We are able to see a fast example of this by applying the ROW_NUMBER function and telling it to order by the subscription field:
SELECT
customer_id,
subscription,
ROW_NUMBER() OVER(ORDER BY subscription) AS alphabetical_row_num
FROM subscriptions
;
Look closely at the outcomes. Though we didn’t use an ORDER BY statement at the top of our query, the information is nonetheless ordered based on the ORDER BY within the OVER clause.

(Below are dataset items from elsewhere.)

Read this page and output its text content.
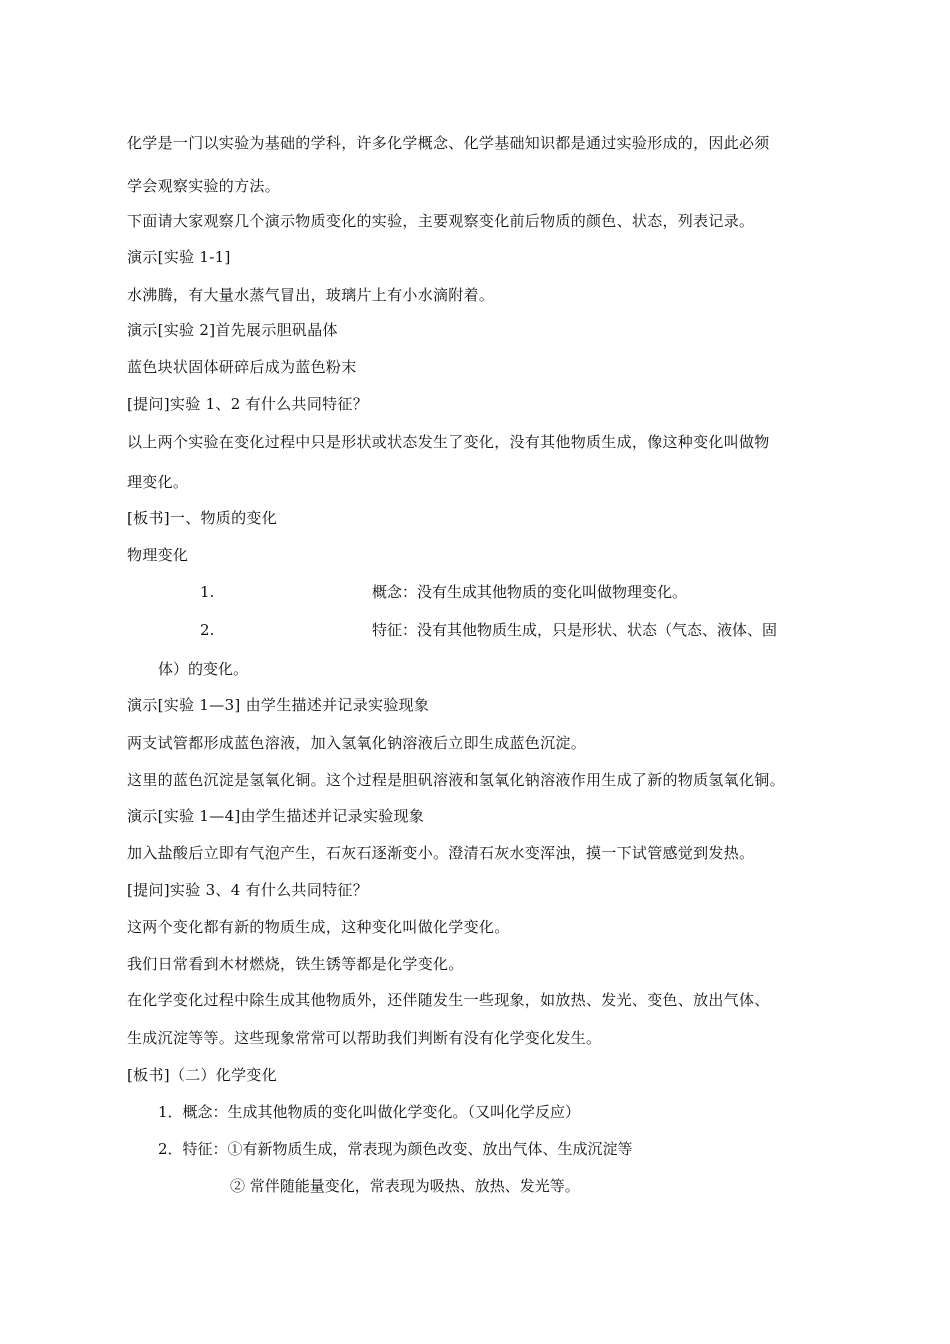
化学是一门以实验为基础的学科，许多化学概念、化学基础知识都是通过实验形成的，因此必须
学会观察实验的方法。
下面请大家观察几个演示物质变化的实验，主要观察变化前后物质的颜色、状态，列表记录。
演示[实验 1-1]
水沸腾，有大量水蒸气冒出，玻璃片上有小水滴附着。
演示[实验 2]首先展示胆矾晶体
蓝色块状固体研碎后成为蓝色粉末
[提问]实验 1、2 有什么共同特征？
以上两个实验在变化过程中只是形状或状态发生了变化，没有其他物质生成，像这种变化叫做物
理变化。
[板书]一、物质的变化
物理变化
1.	概念：没有生成其他物质的变化叫做物理变化。
2.	特征：没有其他物质生成，只是形状、状态（气态、液体、固
体）的变化。
演示[实验 1—3] 由学生描述并记录实验现象
两支试管都形成蓝色溶液，加入氢氧化钠溶液后立即生成蓝色沉淀。
这里的蓝色沉淀是氢氧化铜。这个过程是胆矾溶液和氢氧化钠溶液作用生成了新的物质氢氧化铜。
演示[实验 1—4]由学生描述并记录实验现象
加入盐酸后立即有气泡产生，石灰石逐渐变小。澄清石灰水变浑浊，摸一下试管感觉到发热。
[提问]实验 3、4 有什么共同特征？
这两个变化都有新的物质生成，这种变化叫做化学变化。
我们日常看到木材燃烧，铁生锈等都是化学变化。
在化学变化过程中除生成其他物质外，还伴随发生一些现象，如放热、发光、变色、放出气体、
生成沉淀等等。这些现象常常可以帮助我们判断有没有化学变化发生。
[板书]（二）化学变化
1．概念：生成其他物质的变化叫做化学变化。（又叫化学反应）
2．特征：①有新物质生成，常表现为颜色改变、放出气体、生成沉淀等
② 常伴随能量变化，常表现为吸热、放热、发光等。
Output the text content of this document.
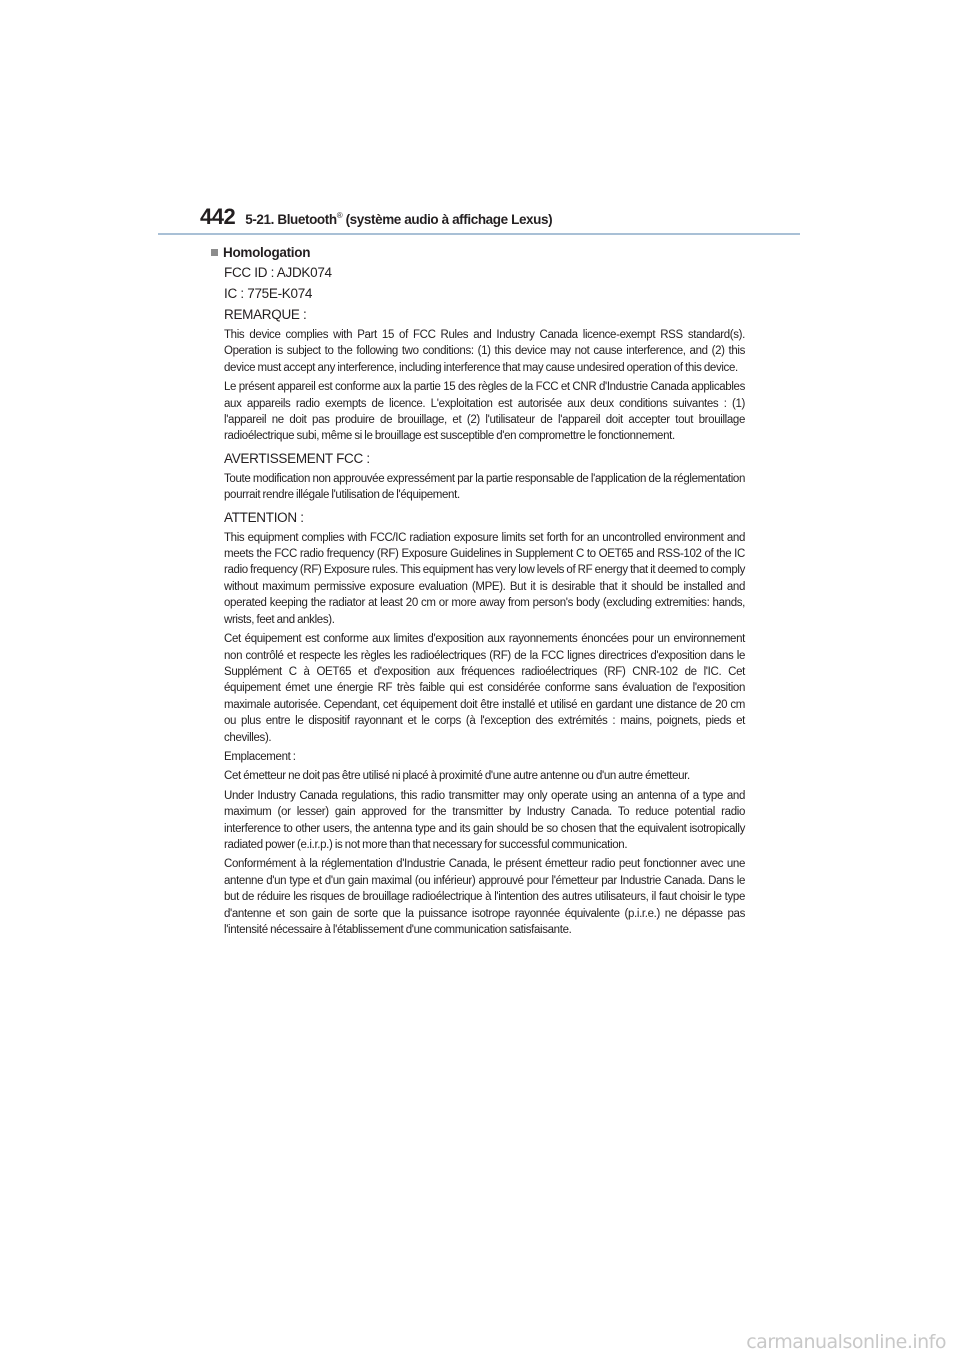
442 5-21. Bluetooth® (système audio à affichage Lexus)
Homologation
FCC ID : AJDK074
IC : 775E-K074
REMARQUE :

This device complies with Part 15 of FCC Rules and Industry Canada licence-exempt RSS standard(s). Operation is subject to the following two conditions: (1) this device may not cause interference, and (2) this device must accept any interference, including interference that may cause undesired operation of this device.

Le présent appareil est conforme aux la partie 15 des règles de la FCC et CNR d'Industrie Canada applicables aux appareils radio exempts de licence. L'exploitation est autorisée aux deux conditions suivantes : (1) l'appareil ne doit pas produire de brouillage, et (2) l'utilisateur de l'appareil doit accepter tout brouillage radioélectrique subi, même si le brouillage est susceptible d'en compromettre le fonctionnement.

AVERTISSEMENT FCC :

Toute modification non approuvée expressément par la partie responsable de l'application de la réglementation pourrait rendre illégale l'utilisation de l'équipement.

ATTENTION :

This equipment complies with FCC/IC radiation exposure limits set forth for an uncontrolled environment and meets the FCC radio frequency (RF) Exposure Guidelines in Supplement C to OET65 and RSS-102 of the IC radio frequency (RF) Exposure rules. This equipment has very low levels of RF energy that it deemed to comply without maximum permissive exposure evaluation (MPE). But it is desirable that it should be installed and operated keeping the radiator at least 20 cm or more away from person's body (excluding extremities: hands, wrists, feet and ankles).

Cet équipement est conforme aux limites d'exposition aux rayonnements énoncées pour un environnement non contrôlé et respecte les règles les radioélectriques (RF) de la FCC lignes directrices d'exposition dans le Supplément C à OET65 et d'exposition aux fréquences radioélectriques (RF) CNR-102 de l'IC. Cet équipement émet une énergie RF très faible qui est considérée conforme sans évaluation de l'exposition maximale autorisée. Cependant, cet équipement doit être installé et utilisé en gardant une distance de 20 cm ou plus entre le dispositif rayonnant et le corps (à l'exception des extrémités : mains, poignets, pieds et chevilles).

Emplacement :

Cet émetteur ne doit pas être utilisé ni placé à proximité d'une autre antenne ou d'un autre émetteur.

Under Industry Canada regulations, this radio transmitter may only operate using an antenna of a type and maximum (or lesser) gain approved for the transmitter by Industry Canada. To reduce potential radio interference to other users, the antenna type and its gain should be so chosen that the equivalent isotropically radiated power (e.i.r.p.) is not more than that necessary for successful communication.

Conformément à la réglementation d'Industrie Canada, le présent émetteur radio peut fonctionner avec une antenne d'un type et d'un gain maximal (ou inférieur) approuvé pour l'émetteur par Industrie Canada. Dans le but de réduire les risques de brouillage radioélectrique à l'intention des autres utilisateurs, il faut choisir le type d'antenne et son gain de sorte que la puissance isotrope rayonnée équivalente (p.i.r.e.) ne dépasse pas l'intensité nécessaire à l'établissement d'une communication satisfaisante.

carmanualsonline.info
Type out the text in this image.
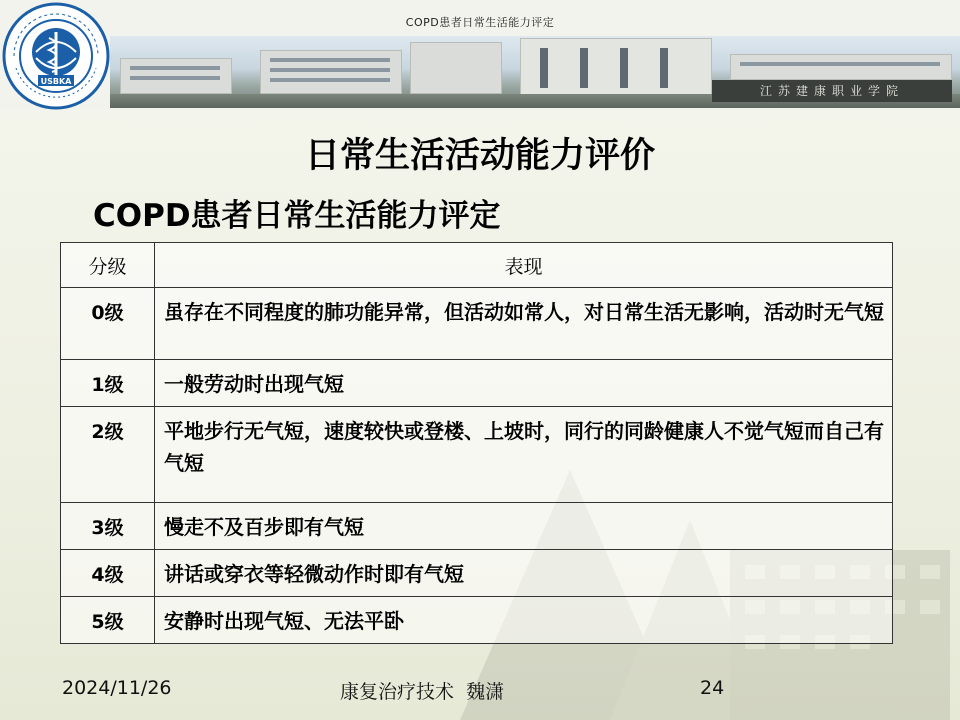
COPD患者日常生活能力评定
江苏建康职业学院
USBKA
日常生活活动能力评价
COPD患者日常生活能力评定
分级	表现
0级	虽存在不同程度的肺功能异常，但活动如常人，对日常生活无影响，活动时无气短
1级	一般劳动时出现气短
2级	平地步行无气短，速度较快或登楼、上坡时，同行的同龄健康人不觉气短而自己有气短
3级	慢走不及百步即有气短
4级	讲话或穿衣等轻微动作时即有气短
5级	安静时出现气短、无法平卧
2024/11/26	康复治疗技术  魏潇	24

But after all this still isn’t exactly what we wish. What we want to do next is add a PARTITION BY clause to our window function, in order that the ordering of the outcomes are related to (and the truth is bounded by) each customer ID. Like so:
SELECT
customer_id,
subscription,
ROW_NUMBER() OVER(PARTITION BY customer_id ORDER BY subscription) AS alphabetical_order
FROM subscriptions
;
You’ll be able to probably see where that is going.
If we execute the JSON_ARRAYAGG function against these ends in a CTE, we see that the duplicate mixtures now look the exact same, due to the subscriptions being forced into an alphabetical order by the ROW_NUMBER function:
WITH
subscriptions_ordered AS (
SELECT
customer_id,
subscription,
ROW_NUMBER() OVER(PARTITION BY customer_id ORDER BY subscription) AS alphabetical_order
FROM subscriptions
)
SELECT
customer_id,
JSON_ARRAYAGG(subscription) AS subscriptions
FROM subscriptions_ordered
GROUP BY 1
ORDER BY 2
;
Now all we want to do is add within the grouping CTE following the one executing ROW_NUMBER, and alter the bottom query:
WITH
subscriptions_ordered AS (
SELECT
customer_id,
subscription,
ROW_NUMBER() OVER(PARTITION BY customer_id ORDER BY subscription) AS alphabetical_order
FROM subscriptions
)
, subscriptions_grouped AS (
SELECT
customer_id,
JSON_ARRAYAGG(subscription) AS subscriptions,
JSON_LENGTH(JSON_ARRAYAGG(subscription)) AS num_subscriptions
FROM subscriptions_ordered
GROUP BY customer_id
)
SELECT
subscriptions,
COUNT(*) AS num_customers,
num_subscriptions
FROM subscriptions_grouped
GROUP BY subscriptions
ORDER BY num_customers DESC
;
This provides not only accurately distinct mixtures of subscriptions, but additionally the number of consumers who’ve purchased those mixtures, and what number of subscriptions comprise each of them:
Voila!
- We desired to understand how many purchasers purchased different combination of subscriptions, and what number of subscriptions were in each of those mixtures. This presented two problems: how best to acquire the latter, and how one can generate accurately distinct subscription mixtures.
- To acquire the variety of subscriptions in each combination, we selected to go together with one among MySQL’s JSON functions,
JSON_ARRAYAGG. The resulting aggregation was returned to us as a JSON data type, allowing us to make use of theJSON_LENGTHfunction. - We then needed to force the ordering of values contained in the JSON array in order that duplicate mixtures didn’t mistakenly appear distinct. To do that, we used the window function
ROW_NUMBERin a CTE prior to the bottom query, partitioning by customer ID and ordering the subscriptions alphabetically (in ascending order). - This ultimately allowed us to aggregate as much as accurately distinct mixtures of subscriptions; and with this we were capable of use a straightforward
COUNTfunction to see how many purchasers had purchased each combination.